Le
15 mai 1886 meurt à Amherst, dans le Massachusetts,
Emily Dickinson.
Image, G.AdC
Considérée comme l’un des poètes majeurs du XIX
e siècle, Emily Dickinson, quasiment absente de la vie littéraire et presque autant du théâtre de la vie, n’a nullement connu la célébrité de son vivant. Si quelques-uns de ses poèmes, connus de ses proches, ont été publiés dans des revues, il a fallu attendre plusieurs années avant que la plupart d’entre eux, rassemblés par ses soins sous forme de feuillets, voient le jour. En 1890, publiés par Mabel Loomis Todd et T.W. Higginson aux Éditions Roberts Brothers, les
Poems connaissent un succès immédiat.
Dans
La Face nord de Juliau, sept, dernier recueil de
Nicolas Pesquès, frappé par la « vibration » particulière du vers d’Emily Dickinson ― « Sentier de jaune conduisant à un bois pourpre » ― le poète ardéchois s’interroge :
« Comment a-t-elle pu m’écrire ça ? Un tel tunnel de vibration. Comment a-t-elle pu voir ça ? Avec des yeux qui cessent de voir pour dire, des yeux submergés qui se taisent devant un manchon de chair. Il ne s’agit plus de regard et ce n’est que ça : ‘corps clairvoyant’ »

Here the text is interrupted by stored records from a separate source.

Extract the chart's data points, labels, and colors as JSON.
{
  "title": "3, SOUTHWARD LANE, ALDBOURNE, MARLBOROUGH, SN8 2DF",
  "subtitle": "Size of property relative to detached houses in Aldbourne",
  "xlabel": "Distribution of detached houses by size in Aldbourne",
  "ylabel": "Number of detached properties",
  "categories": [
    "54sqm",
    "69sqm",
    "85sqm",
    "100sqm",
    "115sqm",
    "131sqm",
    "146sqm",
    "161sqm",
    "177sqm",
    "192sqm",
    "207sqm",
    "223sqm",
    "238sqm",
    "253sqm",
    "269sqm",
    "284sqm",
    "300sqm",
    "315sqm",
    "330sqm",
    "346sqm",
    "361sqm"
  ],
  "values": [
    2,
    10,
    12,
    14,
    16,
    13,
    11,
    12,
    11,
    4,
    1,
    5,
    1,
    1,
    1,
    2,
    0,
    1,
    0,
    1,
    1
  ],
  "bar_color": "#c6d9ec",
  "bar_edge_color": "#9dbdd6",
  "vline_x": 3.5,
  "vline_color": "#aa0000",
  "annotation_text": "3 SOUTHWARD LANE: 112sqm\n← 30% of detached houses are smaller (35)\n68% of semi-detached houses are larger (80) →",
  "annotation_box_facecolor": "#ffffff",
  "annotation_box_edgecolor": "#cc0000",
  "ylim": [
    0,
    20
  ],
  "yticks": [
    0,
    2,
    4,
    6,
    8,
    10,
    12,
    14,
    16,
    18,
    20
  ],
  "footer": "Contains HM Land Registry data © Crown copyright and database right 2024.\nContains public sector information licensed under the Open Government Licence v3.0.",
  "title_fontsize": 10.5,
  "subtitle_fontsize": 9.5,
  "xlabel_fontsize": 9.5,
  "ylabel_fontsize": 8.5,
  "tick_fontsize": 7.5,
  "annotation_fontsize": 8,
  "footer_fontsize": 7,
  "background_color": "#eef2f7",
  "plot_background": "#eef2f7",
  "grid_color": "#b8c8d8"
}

De cette interrogation naît tout le travail de tissage entre les mots du poète français et ceux de la poète américaine. Intitulée E/J, la partie IV de l’ouvrage, lie en correspondance étroite le Jaune de Juliau et la blancheur estivale d’Emily.
EXTRAITS DE LA FACE NORD DE JULIAU, SEPT
« Avec Emily je pense que la couleur a une histoire plus
ancienne que nos yeux. Mais ils doivent l’inventer, la
fouiller.
Nue, nuées sont des mots convenables pour avancer;
terre aussi, mais ils ne sont possibles que pour décrire une
compulsion, et conduire une telle description ― au sens de :
ne pas avoir besoin d’écrire ― est finalement impossible.
Jaune de la même couleur que
Jaune aussi et d’autres questions
pulvérisées par le brun rose inassouvi
[…]
Je vois Emily prise dans l’attractif
elle s’éloigne de face
elle est à peu près incolore et terrible
je la vois seule mariée en toute saison
dans la gaze de la fracture
…
blancheur du pouls, de l’orage
blancheur générale de qui aime
puis l’érogène imprévisible
presque une flaque de genêts
[…]
Il y a du sentier de Amherst sur la colline
la chair n’est pas qu’un ouï-dire
seul l’aspect enjoué est devenu fictif, adorable
comme un nuage de femme retranché dans un brûlot
…
un même frou-frou tremble dans les genêts
écrire ne soulève pas que du verre
est-ce qu’on ne risque pas de la tuer comme ça ?
[…]
tout un été en Emilie
…
« ― Chaque Nuit l’Échéance ―
Chaque jour ― la faillite ― »
…
découpé en lanières
avec des angles morts, des tirets, des rongeurs
E est J en jaune tout entier
remontée ex aequo en colline
sous le ruban jaillisseur
…
Juliau vidé d’une substance maintenant ouverte
paupières éteintes »
Nicolas Pesquès, La Face nord de Juliau, sept, André Dimanche Éditeur, 2010, pp. 87, 91, 94, 109.